State “shelter in place” decrees began and led to an estimated 100 million Americans staying at home.
As of mid-March, the number of positive COVID-19 cases in the U.S. “was rising so fast that the World Health Organization said the U.S. had the potential of becoming the virus epicenter,” McKnight’s reported. The bleak forecast quickly became true as federal officials struggled to create a cohesive strategy to serve the nation, a battle that would prove elusive over the better part of a year.
Often criticized for slow recognition of the scope of problems or providers’ dire needs, the Centers for Medicare & Medicaid Services wound up issuing dozens of waivers and amending a variety of enforcement actions. It also became mired in controversy after regulators fined Life Care Kirkland more than $600,000 but then saw a court strike down the penalties.
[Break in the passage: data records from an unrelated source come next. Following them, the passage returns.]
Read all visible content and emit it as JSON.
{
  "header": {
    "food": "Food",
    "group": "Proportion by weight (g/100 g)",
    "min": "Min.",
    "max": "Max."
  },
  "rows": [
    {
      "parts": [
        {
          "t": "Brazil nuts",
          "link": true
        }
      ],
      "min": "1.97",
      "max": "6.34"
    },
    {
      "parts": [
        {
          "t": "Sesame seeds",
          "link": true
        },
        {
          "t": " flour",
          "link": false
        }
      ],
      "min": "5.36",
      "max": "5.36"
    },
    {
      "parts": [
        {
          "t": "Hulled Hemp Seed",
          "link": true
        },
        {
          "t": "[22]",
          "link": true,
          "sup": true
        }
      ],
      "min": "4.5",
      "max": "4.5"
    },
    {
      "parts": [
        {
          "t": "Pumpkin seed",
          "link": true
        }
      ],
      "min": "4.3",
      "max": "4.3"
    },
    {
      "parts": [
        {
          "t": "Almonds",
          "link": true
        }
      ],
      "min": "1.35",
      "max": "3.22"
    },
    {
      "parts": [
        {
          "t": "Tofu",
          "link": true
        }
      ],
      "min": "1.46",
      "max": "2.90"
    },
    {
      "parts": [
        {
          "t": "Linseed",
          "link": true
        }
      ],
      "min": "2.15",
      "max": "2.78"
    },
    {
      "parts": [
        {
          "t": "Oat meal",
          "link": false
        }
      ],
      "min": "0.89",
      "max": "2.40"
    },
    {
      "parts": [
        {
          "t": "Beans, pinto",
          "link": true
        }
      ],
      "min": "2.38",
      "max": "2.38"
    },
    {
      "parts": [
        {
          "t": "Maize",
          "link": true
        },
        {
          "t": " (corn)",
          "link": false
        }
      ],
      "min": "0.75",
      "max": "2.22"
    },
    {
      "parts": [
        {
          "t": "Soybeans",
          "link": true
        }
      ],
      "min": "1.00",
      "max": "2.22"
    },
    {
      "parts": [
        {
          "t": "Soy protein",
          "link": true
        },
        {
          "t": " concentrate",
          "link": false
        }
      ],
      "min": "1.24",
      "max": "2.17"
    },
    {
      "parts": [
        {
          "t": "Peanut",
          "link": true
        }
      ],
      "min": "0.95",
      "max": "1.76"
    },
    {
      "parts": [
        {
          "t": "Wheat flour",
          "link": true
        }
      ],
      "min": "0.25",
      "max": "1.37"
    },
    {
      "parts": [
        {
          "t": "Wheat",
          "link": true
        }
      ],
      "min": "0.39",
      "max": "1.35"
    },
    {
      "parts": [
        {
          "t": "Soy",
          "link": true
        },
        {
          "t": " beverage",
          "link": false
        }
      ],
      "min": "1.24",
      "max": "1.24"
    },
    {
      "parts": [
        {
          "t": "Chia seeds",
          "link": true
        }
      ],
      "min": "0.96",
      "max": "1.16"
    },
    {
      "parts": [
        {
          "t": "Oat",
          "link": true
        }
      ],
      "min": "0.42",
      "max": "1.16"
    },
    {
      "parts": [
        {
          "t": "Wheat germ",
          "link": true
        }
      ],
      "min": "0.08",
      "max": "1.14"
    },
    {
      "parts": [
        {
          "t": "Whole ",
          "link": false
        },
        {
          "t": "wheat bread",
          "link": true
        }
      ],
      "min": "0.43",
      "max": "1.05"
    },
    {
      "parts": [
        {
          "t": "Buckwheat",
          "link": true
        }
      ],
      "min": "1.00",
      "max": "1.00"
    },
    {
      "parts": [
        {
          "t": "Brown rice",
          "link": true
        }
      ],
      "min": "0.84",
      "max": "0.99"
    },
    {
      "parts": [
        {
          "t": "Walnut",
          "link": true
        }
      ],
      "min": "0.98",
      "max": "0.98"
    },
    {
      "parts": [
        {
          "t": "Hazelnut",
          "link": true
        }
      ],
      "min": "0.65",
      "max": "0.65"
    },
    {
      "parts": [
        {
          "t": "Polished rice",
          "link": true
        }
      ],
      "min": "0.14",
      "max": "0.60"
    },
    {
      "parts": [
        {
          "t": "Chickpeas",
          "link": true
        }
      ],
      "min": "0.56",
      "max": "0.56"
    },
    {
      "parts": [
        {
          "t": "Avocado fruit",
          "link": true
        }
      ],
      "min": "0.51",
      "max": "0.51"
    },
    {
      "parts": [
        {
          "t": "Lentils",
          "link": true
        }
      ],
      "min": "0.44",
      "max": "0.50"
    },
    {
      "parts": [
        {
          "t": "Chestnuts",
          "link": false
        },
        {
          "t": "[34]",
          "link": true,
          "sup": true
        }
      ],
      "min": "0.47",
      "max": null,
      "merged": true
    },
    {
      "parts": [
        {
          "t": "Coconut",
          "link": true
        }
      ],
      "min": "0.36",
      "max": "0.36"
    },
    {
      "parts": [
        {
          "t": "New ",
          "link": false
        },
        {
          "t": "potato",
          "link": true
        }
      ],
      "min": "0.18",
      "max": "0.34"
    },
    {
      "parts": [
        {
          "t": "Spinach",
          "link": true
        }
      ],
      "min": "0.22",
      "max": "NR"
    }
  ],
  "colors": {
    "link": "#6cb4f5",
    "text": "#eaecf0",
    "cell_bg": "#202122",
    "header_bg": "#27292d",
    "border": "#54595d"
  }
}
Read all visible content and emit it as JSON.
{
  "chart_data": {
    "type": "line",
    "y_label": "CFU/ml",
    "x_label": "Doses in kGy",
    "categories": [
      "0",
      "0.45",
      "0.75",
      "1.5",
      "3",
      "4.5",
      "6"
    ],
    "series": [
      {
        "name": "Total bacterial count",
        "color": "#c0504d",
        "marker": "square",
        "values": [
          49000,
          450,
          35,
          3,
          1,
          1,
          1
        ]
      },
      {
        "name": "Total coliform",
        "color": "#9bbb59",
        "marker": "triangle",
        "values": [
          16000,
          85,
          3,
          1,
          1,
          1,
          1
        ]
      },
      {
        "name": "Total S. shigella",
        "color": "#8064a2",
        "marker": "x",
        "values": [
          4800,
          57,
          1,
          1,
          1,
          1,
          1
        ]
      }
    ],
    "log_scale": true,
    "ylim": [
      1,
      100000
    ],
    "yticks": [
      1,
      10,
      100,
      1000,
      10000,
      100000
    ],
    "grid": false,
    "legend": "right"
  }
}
Today, a vast majority of nursing home residents have been vaccinated against COVID-19 but they remain under mask mandates and without most group activities. Operators, meanwhile, are pursuing a variety of strategies to raise the national average staff-vaccination rate to a respectable level.
Modified group activities may return on a larger scale by the end of the month, as providers and the nation continue to feel their way through the unprecedented crisis. But while some national health officials have said the worst may be over, they also are warning that there is still plenty of danger. Some have suggested that masking and other social distancing measures might remain necessary into 2022.